Discovery Residential College

Learn how science, technology, engineering and mathematics change the world every day.

Participate in hands-on activities and visit sites of past breakthroughs. Gain fresh perspective on STEM fields through the lenses of other disciplines, including history, philosophy and education.

Discovery College Student Staff


Bhagawat Acharya

Bhagawat Acharya

"Being in a res college gave me opportunities that I would have never had otherwise. Not only did I get to take a class that intrigued me, I also got to create long lasting friendship with people who have similar interests to me. Looking back, joining a res college was the best decision I made as an incoming first year student."

Hometown: Harrisburg, Pa.
Major: computer science
ba017@bucknell.edu

Madelyn Smith

Madelyn Smith

"Joining Disco made my transition into Bucknell so much easier andmore fun. I got to experience so many new things alongside some of the greatest people. I made my very best friends in Disco, made so many great memories, and got to share my love for science with others without being in a science based major."

Hometown: Mercersburg, Pa.
Major: mathematical economics and philosophy
lmw027@bucknell.edu

Andrew Champlin

Andrew Champlin

"Residential Colleges are a great way to surround yourself with amazing people who will almost certainly become your friends for years to come. The Discovery is great for STEM focused individuals as you will be taking many classes with your hallmates and will be able to help each other out in classes as well as sharing many common interests outside of class."

Hometown: Jericho, Vt.
Major: chemistry
atc010@bucknell.edu

Foundation Seminar Course Choices


Course Details

  • Energy
    Prof. Molly McGuire, chemistry
    RESC 098 15
     
  • Our Material World
    Prof. Donna Ebenstein, biomedical engineering
    RESC 098 16
     
  • Secret Codes, Hidden Patterns
    Prof. Sharon Garthwaite, mathematics
    RESC 098 17

  • Magic: Science/Theory/Performance
    Prof. Jason Leddington, philosophy
    RESC 098 18

Energry

We all have some basic, intuitive understanding of energy as the stuff that powers everything — from the cells in our bodies to the computer chips in our cell phones. But what is this fundamental currency of the universe? This foundation seminar will explore multiple ways of answering this question. Drawing from the perspectives of both scientists and philosophers, we will examine how our understanding of energy has evolved historically and what we know about the laws that govern energy's role in the universe. In the second half of the course, we will turn to the more practical concern of how humans manipulate energy and the challenges we face for energy production in the future.

Our Material World

Early humans used the materials they found in their world, such as wood, rock, and metals, with very little modification. Later, humans learned to manipulate natural materials through “heating and beating” (blacksmithing) and combining materials to create composites with enhanced properties. More recently, humans discovered methods to synthesize entirely new materials not found in nature, including the plastics that surround us today. The advances in materials science throughout history have evolved from trial and error–experimentation without any understanding of process–to engineering and research based on a fundamental understanding of the science of materials, including the relationships between structure, properties, and processing.  All along the way, nature has played a critical role in discovery of new materials and providing models that inspire the design of new engineered materials that are bio-inspired or “biomimetic.”

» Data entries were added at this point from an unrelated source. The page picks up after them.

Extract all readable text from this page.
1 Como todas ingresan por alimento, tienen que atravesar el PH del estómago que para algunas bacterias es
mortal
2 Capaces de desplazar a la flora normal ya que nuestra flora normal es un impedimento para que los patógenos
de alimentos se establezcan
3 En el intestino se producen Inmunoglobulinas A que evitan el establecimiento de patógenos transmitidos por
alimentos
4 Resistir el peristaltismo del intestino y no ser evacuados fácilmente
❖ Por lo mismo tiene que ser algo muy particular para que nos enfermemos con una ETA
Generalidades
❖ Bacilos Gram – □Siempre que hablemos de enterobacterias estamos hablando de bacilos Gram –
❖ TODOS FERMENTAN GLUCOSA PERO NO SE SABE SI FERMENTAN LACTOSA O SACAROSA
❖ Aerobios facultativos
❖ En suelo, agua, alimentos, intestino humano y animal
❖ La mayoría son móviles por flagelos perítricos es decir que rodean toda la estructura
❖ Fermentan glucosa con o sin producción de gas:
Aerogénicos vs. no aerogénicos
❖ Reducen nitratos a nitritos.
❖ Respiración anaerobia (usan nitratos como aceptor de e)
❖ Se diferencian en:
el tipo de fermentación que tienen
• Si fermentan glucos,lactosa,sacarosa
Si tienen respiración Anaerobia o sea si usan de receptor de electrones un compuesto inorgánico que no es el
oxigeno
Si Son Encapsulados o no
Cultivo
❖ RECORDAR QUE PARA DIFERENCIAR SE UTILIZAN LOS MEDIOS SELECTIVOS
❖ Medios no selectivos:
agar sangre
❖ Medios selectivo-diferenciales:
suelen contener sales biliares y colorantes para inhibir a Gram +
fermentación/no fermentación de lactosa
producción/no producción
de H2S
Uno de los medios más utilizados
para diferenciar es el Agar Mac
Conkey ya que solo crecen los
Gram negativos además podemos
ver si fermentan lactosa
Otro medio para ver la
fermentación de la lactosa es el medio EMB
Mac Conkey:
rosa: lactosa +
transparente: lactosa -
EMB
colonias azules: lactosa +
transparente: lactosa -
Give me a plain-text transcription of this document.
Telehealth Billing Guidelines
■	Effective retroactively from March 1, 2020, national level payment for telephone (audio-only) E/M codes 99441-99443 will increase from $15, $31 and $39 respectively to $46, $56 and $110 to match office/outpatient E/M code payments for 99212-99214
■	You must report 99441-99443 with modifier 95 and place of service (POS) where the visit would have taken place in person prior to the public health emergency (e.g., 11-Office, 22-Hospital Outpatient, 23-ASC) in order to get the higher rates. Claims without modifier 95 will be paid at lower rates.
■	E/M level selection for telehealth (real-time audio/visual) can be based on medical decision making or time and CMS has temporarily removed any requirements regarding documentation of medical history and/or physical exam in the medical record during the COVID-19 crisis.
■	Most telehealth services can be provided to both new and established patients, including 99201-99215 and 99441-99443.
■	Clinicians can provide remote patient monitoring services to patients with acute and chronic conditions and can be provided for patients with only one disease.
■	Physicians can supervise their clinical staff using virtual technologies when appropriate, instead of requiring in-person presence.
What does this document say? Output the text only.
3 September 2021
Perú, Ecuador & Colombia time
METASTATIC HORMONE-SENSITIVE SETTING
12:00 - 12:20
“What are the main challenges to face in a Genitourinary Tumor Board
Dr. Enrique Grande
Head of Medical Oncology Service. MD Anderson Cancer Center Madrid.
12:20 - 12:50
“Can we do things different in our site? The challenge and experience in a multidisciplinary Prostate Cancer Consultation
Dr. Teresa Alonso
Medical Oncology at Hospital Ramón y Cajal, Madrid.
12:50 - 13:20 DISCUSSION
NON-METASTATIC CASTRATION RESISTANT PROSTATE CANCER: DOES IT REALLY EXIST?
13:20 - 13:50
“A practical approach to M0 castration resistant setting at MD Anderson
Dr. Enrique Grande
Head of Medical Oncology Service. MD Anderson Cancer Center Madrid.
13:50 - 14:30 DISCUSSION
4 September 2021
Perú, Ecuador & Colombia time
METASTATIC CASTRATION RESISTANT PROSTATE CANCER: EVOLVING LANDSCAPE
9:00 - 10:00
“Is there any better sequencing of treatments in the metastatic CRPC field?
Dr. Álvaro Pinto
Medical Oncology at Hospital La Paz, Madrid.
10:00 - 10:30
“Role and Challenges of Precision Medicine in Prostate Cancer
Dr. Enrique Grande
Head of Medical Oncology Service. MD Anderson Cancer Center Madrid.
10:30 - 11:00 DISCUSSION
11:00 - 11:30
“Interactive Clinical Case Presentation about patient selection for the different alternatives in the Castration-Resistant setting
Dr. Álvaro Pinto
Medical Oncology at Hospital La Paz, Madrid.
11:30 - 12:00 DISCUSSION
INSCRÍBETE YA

Secret Codes, Hidden Patterns

You and your friend want to send each other secret messages, but how do you do it? You want to easily encrypt and decrypt your message, but want eavesdroppers to have difficulty breaking your code. You want a secure system, but don't want any method too tedious for encoding or decoding long messages.

Think that's hard enough? What if you and your friend cannot meet ahead of time to discuss how to encode and decode your messages? Can you publicly tell your friend how to encode a message to send to you without revealing how to decode it? What if you are the eavesdropper? Can you crack someone else's encoded messages without knowing their code?

Secret messages also play big role in other areas, like national security and online shopping. In this course we will discover mathematical patterns that lend themselves to encryption methods, and then study mathematical tools that can help us develop decryption methods.

Magic: Sci/Theory/Performance

Theatrical magic (think Copperfield, not Potter) is one of the oldest and most popular performing arts in human history. This course introduces magic both as an object of study (via psychology, neuroscience, philosophy, and history) and a medium of artistic expression (via practice, scripting, and live performance). In other words, this course teaches you how to do magic and gets you thinking deeply about it.

You will engage in both scholarly essay writing and creative projects, and you will critically reflect on the relationship between them. Readings include texts by psychologists, neuroscientists, philosophers, art critics, cultural historians, and magicians. We will also study and practice basic principles and techniques of sleight-of-hand with cards, coins, and other small objects, as well as basic principles of stagecraft and performance.